Criticizing a possible bailout of the auto industry, Brooks writes that “[t]his is a different sort of endeavor than the $750 billion bailout” — really likely much more — “of Wall Street. That money was used to save the financial system itself. It was used to save the capital markets on which the process of creative destruction depends. Granting immortality to Detroit’s Big Three does not enhance creative destruction. … It is not about saving a system; there will still be cars made and sold in America. It is about saving politically powerful corporations.”

The problem with the contrast Brooks makes is that the modern financial system is itself broken and should not be “saved” in anything resembling its current form. As can happen with any big industry, it depended on a failed business model until that business model finally collapsed. The financial industry, just like the auto industry, thus should go through a full process of painful creative destruction in order to shrink, reform and recover itself.

There’s a real risk that this process won’t happen to the extent needed. Good banks and insurance companies, now, must compete with bad, government-backed ones. Medium-sized financial firms have an incentive to become too big and too complex, so that they’ll be saved in future crises. And no exit strategy from this pernicious reality appears on the horizon.

What does it mean for New York?

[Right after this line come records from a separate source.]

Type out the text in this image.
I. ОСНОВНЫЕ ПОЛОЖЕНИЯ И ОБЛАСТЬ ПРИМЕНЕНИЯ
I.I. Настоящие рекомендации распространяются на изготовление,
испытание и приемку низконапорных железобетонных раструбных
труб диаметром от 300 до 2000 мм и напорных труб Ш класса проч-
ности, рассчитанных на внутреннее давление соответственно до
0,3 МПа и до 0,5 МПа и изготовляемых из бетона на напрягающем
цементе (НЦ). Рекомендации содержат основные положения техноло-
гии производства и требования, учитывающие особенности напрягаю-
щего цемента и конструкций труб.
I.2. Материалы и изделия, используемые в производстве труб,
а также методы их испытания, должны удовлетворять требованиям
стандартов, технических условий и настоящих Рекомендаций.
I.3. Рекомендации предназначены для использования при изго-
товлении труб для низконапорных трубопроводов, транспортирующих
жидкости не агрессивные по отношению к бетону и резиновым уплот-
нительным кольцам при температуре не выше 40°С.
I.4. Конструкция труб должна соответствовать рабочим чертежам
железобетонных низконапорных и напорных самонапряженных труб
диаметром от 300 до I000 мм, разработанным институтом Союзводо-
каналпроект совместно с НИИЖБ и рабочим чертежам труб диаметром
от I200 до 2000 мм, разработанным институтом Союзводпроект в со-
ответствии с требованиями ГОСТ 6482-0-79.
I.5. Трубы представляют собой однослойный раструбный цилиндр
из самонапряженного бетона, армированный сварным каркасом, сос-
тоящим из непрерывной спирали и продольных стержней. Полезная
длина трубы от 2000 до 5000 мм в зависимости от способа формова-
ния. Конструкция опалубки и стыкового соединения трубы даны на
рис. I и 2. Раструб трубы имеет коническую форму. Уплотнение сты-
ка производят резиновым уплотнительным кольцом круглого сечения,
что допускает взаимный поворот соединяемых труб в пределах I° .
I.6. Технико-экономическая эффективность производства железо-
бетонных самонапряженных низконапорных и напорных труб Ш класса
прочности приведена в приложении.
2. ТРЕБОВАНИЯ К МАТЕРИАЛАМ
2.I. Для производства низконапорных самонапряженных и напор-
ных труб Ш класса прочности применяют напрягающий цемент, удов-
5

The engine of our economy can’t rely on the normal processes of capitalism to correct its mistakes. Detroit saw a similar thing, on a much smaller scale, 30 years ago, with the federal bailout of Chrysler.

(Of course, the rest of the country should worry, too, since a warped financial industry can do much more damage to the real economy than can a warped auto industry, partly because a warped financial industry can’t properly “enhance creative destruction” in the rest of the economy.)